When the idea was first announced by George Osborne I voiced my concerns. The scheme would have appealed to those who had been sold poor value annuities by insurance companies in the past and were now locked into them. However, did anyone really think that someone wanting to sell an annuity (which was already poor value) would get anything other than a poor price for it, probably from another insurance company? The secondary annuity market was a car crash waiting to happen as annuity customers would have been lined up to be ripped off for a second time. What happened last week was that the penny finally dropped in Westminster.
While the secondary annuity market idea was claimed to be Osborne's way of allowing existing pensioners to enjoy some of the benefits of the new pension freedoms it really was a way of avoiding tackling a systemic issue surrounding past annuity sales. While some were mis-sold by advisers many were bought straight from the insurance companies by consumers. Yet even the latter group were likely to have at least been misinformed if not mis-sold their annuities. A recent piece of research by the FCA even stated as much, yet it stopped short of saying that the problem was systemic.

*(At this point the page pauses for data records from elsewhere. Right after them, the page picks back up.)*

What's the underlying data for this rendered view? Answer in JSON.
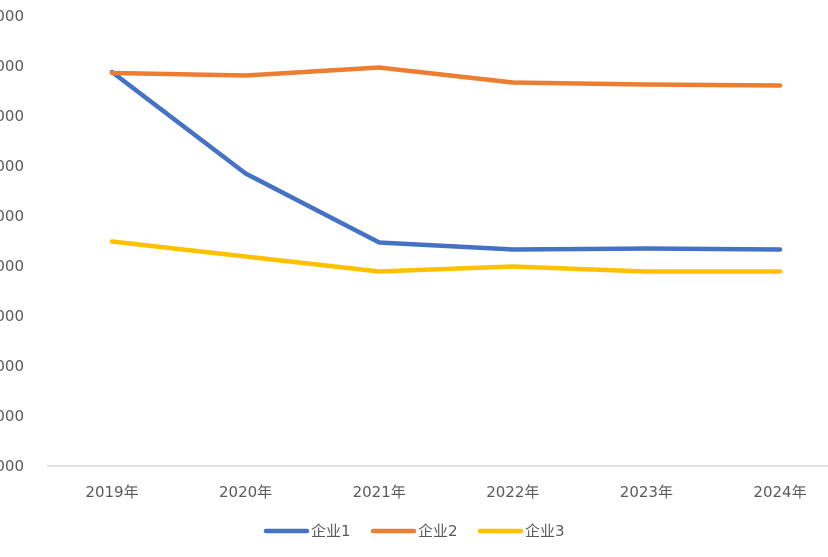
{
  "chart_data": {
    "type": "line",
    "categories": [
      "2019年",
      "2020年",
      "2021年",
      "2022年",
      "2023年",
      "2024年"
    ],
    "y_tick_labels": [
      "000",
      "000",
      "000",
      "000",
      "000",
      "000",
      "000",
      "000",
      "000",
      "000"
    ],
    "ylim": [
      0,
      9
    ],
    "grid": false,
    "legend_position": "bottom",
    "series": [
      {
        "name": "企业1",
        "color": "#4472C4",
        "values": [
          7.88,
          5.85,
          4.47,
          4.33,
          4.35,
          4.33
        ]
      },
      {
        "name": "企业2",
        "color": "#ED7D31",
        "values": [
          7.86,
          7.81,
          7.97,
          7.67,
          7.63,
          7.61
        ]
      },
      {
        "name": "企业3",
        "color": "#FFC000",
        "values": [
          4.49,
          4.19,
          3.89,
          3.99,
          3.89,
          3.89
        ]
      }
    ]
  }
}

If existing pensioners were able to get rid of their poor value annuities for a cash lump sum then they may have felt less aggrieved. Yet two wrongs never make a right and the secondary annuity market had the potential to multiply the number of disgruntled annuity customers.
If the Government and FCA really want to do something about legacy pension products, such as annuities. then a full-scale review (muck like the previous 'pensions-review' of final salary scheme transfers) should be carried out. Bold ideas followed by sudden U-turns never helped anybody.